Alexander put his arm around my back and led me outside. "So Lolita, now that you remember me, why don't we do on a date?" he said casually.

I laughed. "I think not. You may have been my childhood friend but, that doesn't mean I have feelings for you now."

"Ouch. Don't tell me you're really going for that Lysander guy?"

"Now you? Stop hanging out with my sister." I said walking away. He caught up to me and pulled me up to the hallway wall in a way that I couldn't move. "What's your problem?"

"You! After two years you're not even going to acknowledge my presence? Maybe you didn't remember me but I thought about you every day, Lolita. Maybe we should just have your memory erased again."

I tried pushing him away but he had me pinned. "How could you? How dare you even suggest that?

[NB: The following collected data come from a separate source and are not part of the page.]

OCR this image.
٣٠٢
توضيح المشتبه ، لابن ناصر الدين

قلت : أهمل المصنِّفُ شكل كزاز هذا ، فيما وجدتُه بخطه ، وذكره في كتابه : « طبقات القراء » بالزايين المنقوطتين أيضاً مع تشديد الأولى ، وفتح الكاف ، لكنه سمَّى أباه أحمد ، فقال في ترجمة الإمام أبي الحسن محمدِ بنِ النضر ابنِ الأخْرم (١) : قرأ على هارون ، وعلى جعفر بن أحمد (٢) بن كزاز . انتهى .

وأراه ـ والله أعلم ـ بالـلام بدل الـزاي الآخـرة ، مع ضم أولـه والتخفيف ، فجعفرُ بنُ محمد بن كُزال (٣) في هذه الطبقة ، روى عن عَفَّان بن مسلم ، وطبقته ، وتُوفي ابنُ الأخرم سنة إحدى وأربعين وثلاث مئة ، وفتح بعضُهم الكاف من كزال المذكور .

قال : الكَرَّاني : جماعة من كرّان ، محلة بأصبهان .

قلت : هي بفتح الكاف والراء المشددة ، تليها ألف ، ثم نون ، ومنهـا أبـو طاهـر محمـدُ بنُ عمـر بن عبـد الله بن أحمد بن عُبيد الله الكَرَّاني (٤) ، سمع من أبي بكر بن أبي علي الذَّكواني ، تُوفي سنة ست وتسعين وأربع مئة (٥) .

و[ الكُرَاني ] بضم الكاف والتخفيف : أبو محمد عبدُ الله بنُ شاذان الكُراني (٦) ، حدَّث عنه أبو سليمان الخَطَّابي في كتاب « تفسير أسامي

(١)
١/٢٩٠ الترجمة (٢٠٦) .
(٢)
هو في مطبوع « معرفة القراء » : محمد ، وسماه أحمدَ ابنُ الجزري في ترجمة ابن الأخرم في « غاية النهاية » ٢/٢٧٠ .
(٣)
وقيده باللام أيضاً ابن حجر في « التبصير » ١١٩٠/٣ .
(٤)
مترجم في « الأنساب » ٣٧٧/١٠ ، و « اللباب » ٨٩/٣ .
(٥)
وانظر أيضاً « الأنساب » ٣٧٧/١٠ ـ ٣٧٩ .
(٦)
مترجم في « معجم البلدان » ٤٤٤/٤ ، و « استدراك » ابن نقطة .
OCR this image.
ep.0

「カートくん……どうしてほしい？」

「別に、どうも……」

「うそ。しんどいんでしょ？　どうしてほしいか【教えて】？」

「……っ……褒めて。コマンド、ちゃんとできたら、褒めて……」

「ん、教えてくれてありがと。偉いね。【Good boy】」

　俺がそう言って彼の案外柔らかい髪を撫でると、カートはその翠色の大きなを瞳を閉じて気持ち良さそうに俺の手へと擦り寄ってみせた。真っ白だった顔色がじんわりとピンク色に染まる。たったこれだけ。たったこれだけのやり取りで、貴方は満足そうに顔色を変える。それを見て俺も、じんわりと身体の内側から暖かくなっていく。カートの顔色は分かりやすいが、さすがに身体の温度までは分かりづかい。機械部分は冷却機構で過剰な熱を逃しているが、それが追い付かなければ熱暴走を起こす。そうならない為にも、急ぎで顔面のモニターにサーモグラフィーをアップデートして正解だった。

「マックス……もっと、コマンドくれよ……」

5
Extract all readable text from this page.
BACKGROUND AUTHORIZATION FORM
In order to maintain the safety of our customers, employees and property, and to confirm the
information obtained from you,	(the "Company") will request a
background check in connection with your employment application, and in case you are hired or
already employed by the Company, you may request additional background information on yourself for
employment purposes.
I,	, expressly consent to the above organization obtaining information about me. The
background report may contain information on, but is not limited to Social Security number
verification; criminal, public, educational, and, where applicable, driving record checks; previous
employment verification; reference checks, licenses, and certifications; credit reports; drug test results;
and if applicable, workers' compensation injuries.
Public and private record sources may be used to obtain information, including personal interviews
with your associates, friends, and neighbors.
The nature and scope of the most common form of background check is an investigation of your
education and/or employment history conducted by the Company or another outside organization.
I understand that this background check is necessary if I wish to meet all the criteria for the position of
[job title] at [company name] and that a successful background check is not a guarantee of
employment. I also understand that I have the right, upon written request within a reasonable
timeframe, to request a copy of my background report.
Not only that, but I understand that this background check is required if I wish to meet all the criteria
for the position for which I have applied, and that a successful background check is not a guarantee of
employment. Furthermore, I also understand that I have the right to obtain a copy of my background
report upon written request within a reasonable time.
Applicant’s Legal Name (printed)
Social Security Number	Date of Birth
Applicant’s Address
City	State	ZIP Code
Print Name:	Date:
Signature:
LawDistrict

Do you even know how frustrating it is to not remember your childhood?"

"What's a memory if you won't even cherish it?" He had been gazing at me intently and mercilessly.

I was finally able to break free from his grasp. "Get away from me!" Warm tears were sliding down my cheeks. Why was I crying? By the time I had unconsciously arrived at the park I was a total mess. On the Brightside I didn't notice anyone around, If you could call that a bright side. I thought about Alexander. Maybe it wouldn't have killed me to give him a chance, after all he had been my best friend. What could have made me act so impulsively? That didn't matter now, what was done was done. Eventually I started feeling hopelessly depressed and lonely.